Amanece un día frío y ventoso con algo de lluvia. Somos los últimos en abandonar el albergue y nos ponemos en marcha a las 9:30.
Retomamos la subida al puerto que empezamos ayer, pero a partir de Rabanal la pendiente es más pronunciada. Subimos a buen ritmo, yo menos sobrado que Inés, mi compañera de viaje argentina que está en mejor forma que yo.
Paramos brevemente en Foncebadón para que nos sellen la credencial (hoy hemos recopilado bastantes sellos) y continuamos el ascenso hasta la Cruz de Ferro.
La tradición dice que hay que traer una piedra y dejarla al pie de la cruz, yo de hecho he traído una piedra que cogí en una de las primeras etapas, pero por no buscarla en las alforjas, no la dejo. Por cierto, que mal me organizo con las alforjas cada vez que necesito sacar algo lío un follón que parezco Pepe Villuela o Mr. Bean.
En la cruz hay parados un montón de ciclistas en particular dos madrileños y dos argentinos con los que luego vamos a ir coincidiendo a menudo.
Cuando nos ponemos en marcha de nuevo empieza a llover con más fuerza, y un poco antes de comenzar el descenso paramos en el curioso albergue de Manjarin para sellar la credencial de nuevo.
Al poco de comenzar la bajada el tiempo mejora de forma radical, deja de llover, sube la temperatura y sale el sol, con lo que el descenso de 900 m de desnivel se convierte en una delicia: una carretera con poco tráfico, con curvas, y un bonito paisaje.
Paramos en Molinaseca y nos encontramos de nuevo con ciclistas comentando la bajada.
Tras un tramo de subida comenzamos la bajada a Porferrada. Allí nos pasamos por el albergue municipal y por el punto de información al peregrino donde volvemos a coincidir con los ciclistas argentinos y alguno más.
Visitamos el castillo, que esté día sale gratis y tras un pequeño recorrido por la zona vieja de la ciudad, compramos algo de comida y comemos algo antes de continuar.
El último tramo hasta Villafranca del Bierzo se complica al final en unos caminos entre viñedos con subidas y bajadas que al final de la etapa se hacen duras.
Justo cuando estamos llegando al Villafranca comienza a llover y nos metemos en el Albergue Municipal, que como todos los que hemos visitado hasta ahora está muy bien.
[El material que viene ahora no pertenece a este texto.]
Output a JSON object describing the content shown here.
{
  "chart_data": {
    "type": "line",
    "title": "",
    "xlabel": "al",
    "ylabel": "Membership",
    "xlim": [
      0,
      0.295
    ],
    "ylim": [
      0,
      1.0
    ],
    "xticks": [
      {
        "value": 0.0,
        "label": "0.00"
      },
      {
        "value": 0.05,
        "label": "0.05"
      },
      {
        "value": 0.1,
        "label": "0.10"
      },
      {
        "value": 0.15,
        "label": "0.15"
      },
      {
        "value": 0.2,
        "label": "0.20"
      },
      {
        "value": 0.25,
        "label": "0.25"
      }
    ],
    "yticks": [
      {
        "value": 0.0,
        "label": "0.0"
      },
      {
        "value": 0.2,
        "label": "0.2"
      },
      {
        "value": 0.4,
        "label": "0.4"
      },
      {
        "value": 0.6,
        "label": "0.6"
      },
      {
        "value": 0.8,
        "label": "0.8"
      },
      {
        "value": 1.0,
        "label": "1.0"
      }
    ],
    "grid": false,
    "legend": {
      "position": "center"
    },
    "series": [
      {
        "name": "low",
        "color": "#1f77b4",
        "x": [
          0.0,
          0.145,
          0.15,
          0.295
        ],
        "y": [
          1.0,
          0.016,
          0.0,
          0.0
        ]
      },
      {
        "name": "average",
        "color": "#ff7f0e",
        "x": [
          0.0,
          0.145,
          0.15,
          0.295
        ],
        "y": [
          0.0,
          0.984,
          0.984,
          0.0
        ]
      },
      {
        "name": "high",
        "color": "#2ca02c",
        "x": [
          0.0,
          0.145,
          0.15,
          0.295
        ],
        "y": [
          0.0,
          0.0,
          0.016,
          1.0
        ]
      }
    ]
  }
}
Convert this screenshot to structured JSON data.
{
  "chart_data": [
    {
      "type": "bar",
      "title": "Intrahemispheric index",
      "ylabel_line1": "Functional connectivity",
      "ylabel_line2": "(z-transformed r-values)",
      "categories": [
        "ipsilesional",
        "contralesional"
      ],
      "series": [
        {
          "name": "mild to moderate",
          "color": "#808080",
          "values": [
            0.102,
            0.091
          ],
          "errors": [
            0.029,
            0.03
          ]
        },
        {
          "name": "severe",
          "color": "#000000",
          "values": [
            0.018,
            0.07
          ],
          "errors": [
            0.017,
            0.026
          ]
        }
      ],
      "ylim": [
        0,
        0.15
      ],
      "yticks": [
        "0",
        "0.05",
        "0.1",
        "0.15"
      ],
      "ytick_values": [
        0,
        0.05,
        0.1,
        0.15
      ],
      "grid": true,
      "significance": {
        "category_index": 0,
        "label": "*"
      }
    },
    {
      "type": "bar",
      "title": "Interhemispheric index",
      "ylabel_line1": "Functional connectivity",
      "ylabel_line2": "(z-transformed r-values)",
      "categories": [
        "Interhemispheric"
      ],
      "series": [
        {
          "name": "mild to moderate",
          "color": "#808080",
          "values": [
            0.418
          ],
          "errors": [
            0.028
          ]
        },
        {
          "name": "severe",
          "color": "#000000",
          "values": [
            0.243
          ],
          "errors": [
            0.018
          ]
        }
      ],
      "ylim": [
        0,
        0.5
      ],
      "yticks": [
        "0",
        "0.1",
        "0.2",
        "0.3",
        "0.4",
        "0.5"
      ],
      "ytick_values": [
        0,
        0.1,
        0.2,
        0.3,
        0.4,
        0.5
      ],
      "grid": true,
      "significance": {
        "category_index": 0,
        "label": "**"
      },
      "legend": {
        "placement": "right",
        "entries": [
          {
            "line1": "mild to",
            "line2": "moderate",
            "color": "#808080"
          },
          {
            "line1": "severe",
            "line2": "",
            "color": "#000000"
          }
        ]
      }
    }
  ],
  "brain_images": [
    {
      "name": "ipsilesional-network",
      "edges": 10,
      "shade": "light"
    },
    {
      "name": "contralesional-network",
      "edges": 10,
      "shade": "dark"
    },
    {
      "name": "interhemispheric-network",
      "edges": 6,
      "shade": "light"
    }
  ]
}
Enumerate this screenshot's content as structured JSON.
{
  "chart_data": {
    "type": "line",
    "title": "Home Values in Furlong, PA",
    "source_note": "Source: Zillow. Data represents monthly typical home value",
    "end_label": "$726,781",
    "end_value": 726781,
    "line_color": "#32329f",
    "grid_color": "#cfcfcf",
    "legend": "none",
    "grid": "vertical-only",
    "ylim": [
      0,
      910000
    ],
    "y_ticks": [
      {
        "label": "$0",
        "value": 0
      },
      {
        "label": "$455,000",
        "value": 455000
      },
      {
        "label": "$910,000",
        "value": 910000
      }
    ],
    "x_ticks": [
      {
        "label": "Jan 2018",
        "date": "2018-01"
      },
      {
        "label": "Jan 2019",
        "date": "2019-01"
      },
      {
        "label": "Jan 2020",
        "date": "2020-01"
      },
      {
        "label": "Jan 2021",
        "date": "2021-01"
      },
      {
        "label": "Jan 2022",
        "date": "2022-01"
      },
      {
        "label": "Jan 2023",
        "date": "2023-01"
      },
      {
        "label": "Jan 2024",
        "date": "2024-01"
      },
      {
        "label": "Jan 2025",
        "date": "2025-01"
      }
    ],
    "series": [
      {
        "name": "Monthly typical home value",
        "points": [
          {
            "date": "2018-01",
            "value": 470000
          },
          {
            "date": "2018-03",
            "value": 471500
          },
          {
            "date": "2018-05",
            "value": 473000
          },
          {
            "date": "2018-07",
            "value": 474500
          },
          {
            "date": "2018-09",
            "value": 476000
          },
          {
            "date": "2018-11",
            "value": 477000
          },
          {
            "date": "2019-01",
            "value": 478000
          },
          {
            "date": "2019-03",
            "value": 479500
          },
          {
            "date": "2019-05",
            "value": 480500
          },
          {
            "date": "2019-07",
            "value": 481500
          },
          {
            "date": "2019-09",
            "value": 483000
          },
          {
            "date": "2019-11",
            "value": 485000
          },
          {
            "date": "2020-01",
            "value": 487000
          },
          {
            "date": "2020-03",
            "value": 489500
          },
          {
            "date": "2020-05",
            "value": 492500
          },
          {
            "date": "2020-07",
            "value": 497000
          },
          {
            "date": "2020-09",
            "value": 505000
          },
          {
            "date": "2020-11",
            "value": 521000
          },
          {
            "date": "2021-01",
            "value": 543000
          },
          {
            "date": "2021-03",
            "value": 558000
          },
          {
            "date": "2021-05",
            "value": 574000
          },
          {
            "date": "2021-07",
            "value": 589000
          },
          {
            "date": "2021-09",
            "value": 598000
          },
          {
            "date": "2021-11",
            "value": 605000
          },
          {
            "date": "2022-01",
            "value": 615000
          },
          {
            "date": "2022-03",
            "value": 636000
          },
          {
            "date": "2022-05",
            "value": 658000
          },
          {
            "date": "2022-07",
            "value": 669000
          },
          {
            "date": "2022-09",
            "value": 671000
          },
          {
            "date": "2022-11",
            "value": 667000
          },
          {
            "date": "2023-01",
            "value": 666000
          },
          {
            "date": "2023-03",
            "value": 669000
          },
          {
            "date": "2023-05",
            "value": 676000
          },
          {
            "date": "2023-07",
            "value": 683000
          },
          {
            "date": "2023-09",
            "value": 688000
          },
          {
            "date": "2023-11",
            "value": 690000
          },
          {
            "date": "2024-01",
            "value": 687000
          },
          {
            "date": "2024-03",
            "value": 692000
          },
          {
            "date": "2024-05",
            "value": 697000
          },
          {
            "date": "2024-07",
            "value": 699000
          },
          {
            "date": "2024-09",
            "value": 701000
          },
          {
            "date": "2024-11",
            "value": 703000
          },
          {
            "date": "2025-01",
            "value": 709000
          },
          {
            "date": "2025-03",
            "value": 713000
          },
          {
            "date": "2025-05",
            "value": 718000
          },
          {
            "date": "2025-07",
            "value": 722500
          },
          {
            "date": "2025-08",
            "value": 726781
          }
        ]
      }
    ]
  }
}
En éste hasta nos hay dado unas sábanas y fundas de almohada deshechables.
Tras una ducha y un rato de descanso vamos a dar una vuelta por el pueblo en bici y nos encontramos a los dos madrileños y a los dos argentinos, que están hospedados en el mismo albergue.
Visitamos la colegiata, paseamos por el río y cenamos un menú del peregrino en una de las terrazas del pueblo.